Retiming, Explained.

Extreme register retiming is the fundamental optimization that is enabled by Intel’s HyperFlex architecture (starting with Stratix 10). Retiming is an old concept that’s mentioned in many resources but a detailed explanation can be tricky to find. In order to get maximum performance from a HyperFlex FPGA one must develop an intimate understanding of how retiming works so I’ll provide a detailed explanation in this article.

Let’s review a few fundamentals of FPGA circuit performance. FPGA designers will roll their eyes at this, I know, but stick with me. The propagation delay of each register-to-register path in a design is the sum of the delays through the logic and interconnect on that path. The maximum frequency of the design (its FMAX) is dictated by the single path in the design with the longest delay (called the critical path).  So it doesn’t matter if most paths in the design are short and fast — the FMAX of the whole design is ultimately limited by the one path that’s long.

Let’s now consider a hypothetical, simple FPGA design, consisting of a straight sequence of register-to-register paths (called a chain in Intel FPGA terminology), shown in Figure 1.

Here is the key concept: the maximum frequency at which this design can operate is achieved when all of the path delays are equal. If that’s not immediately intuitive, let’s start by imagining all the path delays are indeed equal, followed by a decision (for illustrative purposes) to redistribute the delay slightly by shortening one path to make it faster at the expense of equivalently elongating another — the design’s FMAX would decrease since it is now dictated by this new longest path. For a given design with a given amount of logic and interconnect utilization, if all the path delays are equal, none of them can become smaller without another becoming larger, therefore the circuit performance cannot increase. This is why we say that the best possible FMAX is achieved when all of the path delays are equal.

This concept can be extended beyond the simple ‘chain’ design to a design of any configuration.

Conceptually, in order to achieve balanced path delays, you could try to shuffle around the logic and routing so that an equal amount exists between registers. Or you could approach it backwards and leave the logic and routing in place and just move the registers around to achieve balanced delays, which is what the Hyper-Retimer does.

Now we come to the definition of retiming. Retiming is the practice of relocating registers in an already placed-and-routed design with the goal of balancing path delays between registers. As path delays get closer to being fully balanced, the FMAX of the circuit increases. One-by-one, the Hyper-Retimer optimizes the performance-limiting longest paths in the design by attempting to reduce their path delay. It does this by moving registers in an effort to balance that delay across the chain of paths to which that path belongs.
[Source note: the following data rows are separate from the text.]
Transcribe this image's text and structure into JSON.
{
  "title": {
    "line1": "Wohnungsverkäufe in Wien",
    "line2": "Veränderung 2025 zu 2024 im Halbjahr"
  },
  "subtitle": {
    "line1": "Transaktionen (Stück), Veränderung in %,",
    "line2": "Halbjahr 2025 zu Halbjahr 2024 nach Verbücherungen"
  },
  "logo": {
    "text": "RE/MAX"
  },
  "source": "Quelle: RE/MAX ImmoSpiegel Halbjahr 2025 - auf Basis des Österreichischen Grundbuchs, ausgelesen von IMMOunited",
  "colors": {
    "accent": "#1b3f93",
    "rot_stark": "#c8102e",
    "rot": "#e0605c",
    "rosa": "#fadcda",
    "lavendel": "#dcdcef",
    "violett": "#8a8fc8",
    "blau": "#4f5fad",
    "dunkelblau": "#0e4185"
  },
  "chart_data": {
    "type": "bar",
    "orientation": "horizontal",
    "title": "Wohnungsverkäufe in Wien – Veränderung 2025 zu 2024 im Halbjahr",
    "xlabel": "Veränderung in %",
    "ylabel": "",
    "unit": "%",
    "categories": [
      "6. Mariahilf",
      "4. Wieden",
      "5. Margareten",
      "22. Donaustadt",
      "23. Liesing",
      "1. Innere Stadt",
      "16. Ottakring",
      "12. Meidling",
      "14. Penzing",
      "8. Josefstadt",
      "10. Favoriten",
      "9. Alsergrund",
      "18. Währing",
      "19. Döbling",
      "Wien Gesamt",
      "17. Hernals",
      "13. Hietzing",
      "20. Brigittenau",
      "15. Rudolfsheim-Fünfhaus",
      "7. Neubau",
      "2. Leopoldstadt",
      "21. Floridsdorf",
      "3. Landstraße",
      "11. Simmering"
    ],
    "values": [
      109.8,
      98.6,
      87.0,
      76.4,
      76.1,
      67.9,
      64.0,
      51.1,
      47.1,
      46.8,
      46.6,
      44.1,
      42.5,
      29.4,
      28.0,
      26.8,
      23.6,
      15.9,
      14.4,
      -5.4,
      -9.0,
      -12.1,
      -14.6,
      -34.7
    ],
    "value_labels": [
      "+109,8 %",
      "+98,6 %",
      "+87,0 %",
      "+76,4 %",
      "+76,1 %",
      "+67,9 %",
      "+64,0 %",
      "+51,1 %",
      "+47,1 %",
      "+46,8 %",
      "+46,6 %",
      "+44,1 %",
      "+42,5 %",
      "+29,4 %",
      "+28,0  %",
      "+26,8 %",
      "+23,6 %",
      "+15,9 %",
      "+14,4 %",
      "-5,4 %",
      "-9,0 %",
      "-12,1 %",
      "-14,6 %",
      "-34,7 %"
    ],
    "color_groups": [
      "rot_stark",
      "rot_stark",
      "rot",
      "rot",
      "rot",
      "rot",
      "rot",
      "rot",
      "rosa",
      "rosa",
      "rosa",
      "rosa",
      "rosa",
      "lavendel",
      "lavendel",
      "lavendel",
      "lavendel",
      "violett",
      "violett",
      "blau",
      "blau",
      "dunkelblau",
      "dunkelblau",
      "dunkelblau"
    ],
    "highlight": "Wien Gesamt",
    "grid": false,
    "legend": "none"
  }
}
All register movements are made in such a way that the functionality of the circuit remains exactly the same.

For many years Quartus had already been performing some retiming in the early stages of the Fitter, but of course, its effectiveness has been limited by the fact that it’s difficult to predict path delays before the design is fully placed-and-routed! With HyperFlex, it now also performs extreme retiming after place-and-route, which is a very effective time to do so since all of the path delays are known with high accuracy.

Gains in FMAX are achieved even if you don’t achieve exact delay equality, as shown in Figure 2.

I’ll end with a note on interconnect delay. In today’s 14nm FPGAs the delay through a path can easily be dominated by interconnect delay rather than logic delay. Since the goal is to balance overall path delays, it follows that much of this balancing act specifically focuses on balancing interconnect delay. Thus it would be very advantageous to relocate registers into the interconnect itself, which is exactly what the HyperFlex architecture allows. The Hyper-Retimer can therefore make fine-grained register relocation moves in its quest to balance path delays (Figure 3.)

References

[1] Hutton, Mike. “Understanding How the New Intel® HyperFlexTM FPGA Architecture Enables Next- Generation High-Performance Systems“. [Local Copy]